This InfoQ article is part of the series “Design And Technology: Joining Forces For A Truly Competitive Advantage Content On InfoQ”. You can subscribe to receive notifications via RSS.

 

Does design shape technology or does technology shape design? How do these two disciplines work together, and move away from the traditional siloed approach? In this virtual panel Sam Gibson and Ben Melbourne discuss the importance of overcoming adversity between technologists and designers by offering tactical approaches to solving these common issues. 

InfoQ: Does design shape technology or does technology shape design?

Ben: The two are intrinsically interlinked. Both provide inspiration for the other. There is an element of truth that sometimes limitations of technology can prevent designers from thinking big, but technology often comes up with inspiration and new ideas and approaches that design has never thought about. The theory is about incremental innovation versus disruptive innovation. It suggests that incremental innovation is climbing to the top of the existing hill that you're standing on. It's limited by the size of that hill. That's often what a lot of UX designers focus on. They run usability testing, trying to tweak and improve a particular product and service. But they lose sight of the fact that there might be other bigger mountains out there to climb.

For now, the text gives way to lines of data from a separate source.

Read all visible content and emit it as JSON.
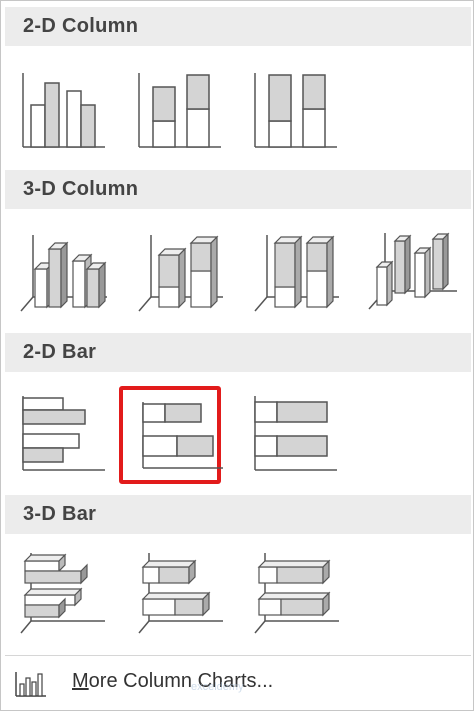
{
  "sections": [
    {
      "title": "2-D Column",
      "options": [
        "clustered-column",
        "stacked-column",
        "100-percent-stacked-column"
      ]
    },
    {
      "title": "3-D Column",
      "options": [
        "3d-clustered-column",
        "3d-stacked-column",
        "3d-100-percent-stacked-column",
        "3d-column"
      ]
    },
    {
      "title": "2-D Bar",
      "options": [
        "clustered-bar",
        "stacked-bar",
        "100-percent-stacked-bar"
      ],
      "selected": "stacked-bar"
    },
    {
      "title": "3-D Bar",
      "options": [
        "3d-clustered-bar",
        "3d-stacked-bar",
        "3d-100-percent-stacked-bar"
      ]
    }
  ],
  "more": {
    "label_first": "M",
    "label_rest": "ore Column Charts..."
  },
  "watermark": "exceldemy",
  "colors": {
    "selected_border": "#e21b1b",
    "header_bg": "#ececec",
    "bar_fill": "#d4d4d4",
    "outline": "#555555"
  }
}
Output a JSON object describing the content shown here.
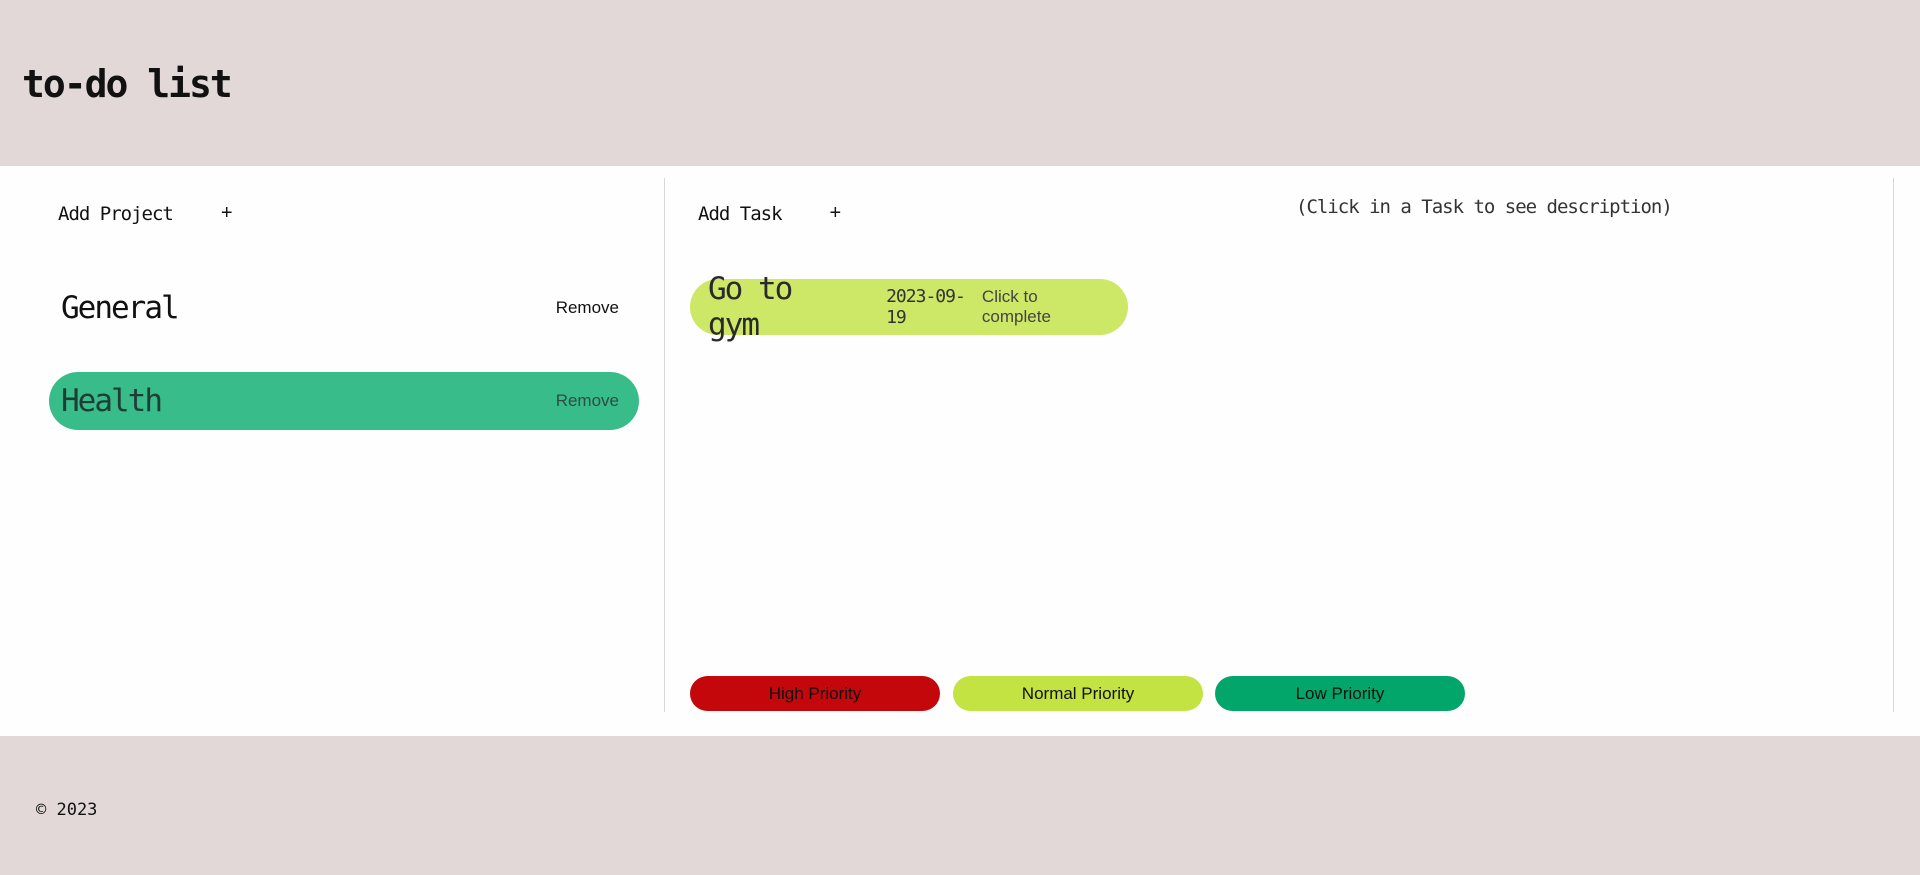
{
  "header": {
    "title": "to-do list"
  },
  "projects_panel": {
    "add_label": "Add Project",
    "add_icon": "+",
    "items": [
      {
        "name": "General",
        "remove_label": "Remove",
        "selected": false
      },
      {
        "name": "Health",
        "remove_label": "Remove",
        "selected": true
      }
    ]
  },
  "tasks_panel": {
    "add_label": "Add Task",
    "add_icon": "+",
    "hint": "(Click in a Task to see description)",
    "items": [
      {
        "name": "Go to gym",
        "date": "2023-09-19",
        "complete_label": "Click to complete"
      }
    ]
  },
  "legend": {
    "high": {
      "label": "High Priority",
      "color": "#c3070a"
    },
    "normal": {
      "label": "Normal Priority",
      "color": "#c2e342"
    },
    "low": {
      "label": "Low Priority",
      "color": "#03a66a"
    }
  },
  "footer": {
    "copyright": "© 2023"
  },
  "colors": {
    "header_bg": "#e2d8d8",
    "selected_project": "#37bc8a",
    "task_bg": "#cde767"
  }
}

The two play a key role in actually challenging and shifting their perspectives of data discipline.

Sam: When I think of design versus development or design versus technology, I always think of how science fiction has driven technology to be invented where it's kind of -- really it's a little bit beyond design but the idea is this visioning which is part of design. But the visioning is what drives the technology being invented. Years ago no one would have thought of tablets, or being able to call anyone anywhere on the globe. But that gets driven forward through that visioning exercise. Ben, you're completely correct. Constraints define how you do design. That's true both in art and in visual design and digital design.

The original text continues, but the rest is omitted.